Ganz schön frech, dieser Herr Frank Iero. Zuerst released er mit seinem Nebenprojekt FrnkIero AndThe Cellabration ein Album, dann noch eins mit dem Industrial Projekt Death Spells, dann benennt er seine Hauptband auch noch um. Mit Frank Iero and the Patience präsentiert sich der Ex-My Chemical Romance Gitarrist von seiner rauesten Seite und spuckt dem Zuhörer lächelnd ins Gesicht.
„Was, morgen schon Aufnahmesessions? Scheiße. Dann übe ich wohl nochmal meinen Part.“ In der Tat könnte man meinen, das Album „Parachutes“ wäre eine spontane Ausgeburt des Amerikaners gewesen. Circa so (absichtlich) unausgereift wie das Album Artwork ist nämlich auch die Musik, die sich unverschämt bissig an den Zuhörer klammert. Die Gitarren sind bis zum Maximum aufgerissen, das Schlagzeug scheppert lautstark daher und der Gesang klingt nach Mittelfinger. „World Destroyer“, der erste Song der Platte, ist geprägt von wellenartiger Abwechslung zwischen Chaosrock und fragilem Gesang mit Klimpergitarre. Iero wirkt hierbei so, als hätte er so wirklich Null Bock auf seine Gesangsparts und rotzt diese mit einem solchen Punk Ethos heraus, dass einem die Spucke wegbleibt. Man kann es ihm aber einfach nicht übel nehmen. Der Produzent hat wirklich ganze Arbeit geleistet, den Mann mächtig angepisst klingen zu lassen – So klang Punk schon lange nicht mehr. Auch in den Folgesongs „Veins! Veins!! Veins!!!“ und „I’m A Mess“ wird das Fass zum Überlaufen gebracht. Gesang doppelt aufnehmen und paar Effekte draufschmeißen? Fehlanzeige. Das Endprodukt erinnert wohl eher an eine ranzige Session im Proberaum, bei der man sich denkt, das muss reichen.
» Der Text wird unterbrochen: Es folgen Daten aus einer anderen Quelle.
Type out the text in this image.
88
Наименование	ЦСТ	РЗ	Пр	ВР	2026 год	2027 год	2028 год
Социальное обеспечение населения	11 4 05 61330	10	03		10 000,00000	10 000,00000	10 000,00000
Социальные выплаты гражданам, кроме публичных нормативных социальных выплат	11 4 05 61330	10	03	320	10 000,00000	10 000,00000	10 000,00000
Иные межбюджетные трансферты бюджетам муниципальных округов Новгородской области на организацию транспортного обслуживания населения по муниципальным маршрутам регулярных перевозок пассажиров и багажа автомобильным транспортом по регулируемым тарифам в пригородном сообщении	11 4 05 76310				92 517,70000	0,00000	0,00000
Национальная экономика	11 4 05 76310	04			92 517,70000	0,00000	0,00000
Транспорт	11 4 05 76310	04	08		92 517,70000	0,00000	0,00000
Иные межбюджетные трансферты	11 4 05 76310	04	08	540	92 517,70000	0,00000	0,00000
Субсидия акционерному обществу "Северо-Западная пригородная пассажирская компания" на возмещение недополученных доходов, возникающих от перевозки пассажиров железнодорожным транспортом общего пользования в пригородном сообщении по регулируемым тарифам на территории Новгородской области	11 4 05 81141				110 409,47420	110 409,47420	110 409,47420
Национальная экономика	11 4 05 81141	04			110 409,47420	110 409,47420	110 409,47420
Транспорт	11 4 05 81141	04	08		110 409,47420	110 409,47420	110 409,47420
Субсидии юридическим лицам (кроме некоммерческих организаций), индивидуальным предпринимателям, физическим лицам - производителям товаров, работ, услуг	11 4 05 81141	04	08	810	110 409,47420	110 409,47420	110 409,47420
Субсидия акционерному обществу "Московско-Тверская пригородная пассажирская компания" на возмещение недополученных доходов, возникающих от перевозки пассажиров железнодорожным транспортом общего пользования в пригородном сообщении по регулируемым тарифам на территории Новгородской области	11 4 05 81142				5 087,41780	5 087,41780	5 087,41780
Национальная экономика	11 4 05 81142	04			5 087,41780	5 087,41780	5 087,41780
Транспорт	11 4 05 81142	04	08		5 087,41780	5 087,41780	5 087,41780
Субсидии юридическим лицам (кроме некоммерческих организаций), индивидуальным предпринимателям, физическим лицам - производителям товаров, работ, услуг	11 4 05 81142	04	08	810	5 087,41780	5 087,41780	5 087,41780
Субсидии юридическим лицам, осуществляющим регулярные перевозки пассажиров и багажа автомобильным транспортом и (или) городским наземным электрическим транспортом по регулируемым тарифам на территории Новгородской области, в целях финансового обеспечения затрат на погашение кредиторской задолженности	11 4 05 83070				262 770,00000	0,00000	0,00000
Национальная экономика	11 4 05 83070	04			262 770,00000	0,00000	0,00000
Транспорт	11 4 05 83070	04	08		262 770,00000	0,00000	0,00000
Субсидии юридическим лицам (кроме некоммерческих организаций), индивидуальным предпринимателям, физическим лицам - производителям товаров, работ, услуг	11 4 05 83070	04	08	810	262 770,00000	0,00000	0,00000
Bei seiner Expedition im Herzen des Punk stößt Iero auch auf andere Subgenres, die ihn gekonnt auf seinem Weg begleiten. Da haben wir einmal „They Wanted Darkness“, welches zuerst mit Bass und Drums vor sich hin raschelt und wenig später so klingt, als würde der Sänger die 90er im Lichte Nirvanas wiederbeleben wollen. Und dann ist da noch „I’ll Let You Down“, eine rockige Countryballade, die wohl auch mit Jack Daniels bei einem saftigen Steak auf der Veranda genossen werden könnte. Neben diesen kleineren Exkursionen zieht sich aber konstant das Bild eines energiegeladenen Rockers, der Frust ablassen will, durch die Tracklist. Bei „Remedy“ könnte man einen wundervollen Kitschsong erwarten, bis Iero mit kratziger Stimme das schöne Bild auf den Boden wirft und mit den Glasscherben seine Initialen in die Wand ritzt.
Auch bezüglich des Mixings wählt der Künstler durchweg den unkonventionellen Weg. „Miss Me“ verteilt alle Instrumente so auf den Ohren, als würde man zwischen den Musikern stehen statt vor ihnen. Hier fällt erneut die lustlose aber geniale gesangliche Darbietung des Frontmanns auf, die dem gesamten Album eine ungeheuer bittere Note verleiht. Andere Lieder wie „Oceans“ oder „Viva Indifference“ wirken so, als würde Iero den Zuhörer darum bitten, ihn doch verdammt nochmal endlich alleine zu lassen, während er an seinem Instrument übt. Schreie, verstimmte Gitarren, prügelnde Schlagzeugrhythmen und nahezu explodierende Kopfhörer im Song „9-6-15“ schließen das Album ab und lassen den Zuhörer verstört, aber zufrieden zurück.
Obwohl Iero selbst behauptet, er sei während der Aufnahmen wesentlich sicherer gewesen als beim Vorgänger, so klingt „Parachutes“ nach dem kompletten Gegenteil. Hier findet sich wirklich keine leichte Kost für den Alltagsmusikliebhaber, sondern Musik, die die alten Zeiten honoriert und den Sound des Punk mit lyrischen Anleihen des Emocore verbindet. Verspielter, aggressiver und bockiger als vorher liefern die Lieder dieses Mal den perfekten Soundtrack für frustrierte Teenager als auch Erwachsene ab. Frank Iero and the Patience sind ein ungeschliffener Diamant, der sich weigert, glattgebügelt zu werden. Rock ’n‘ Roll, Baby.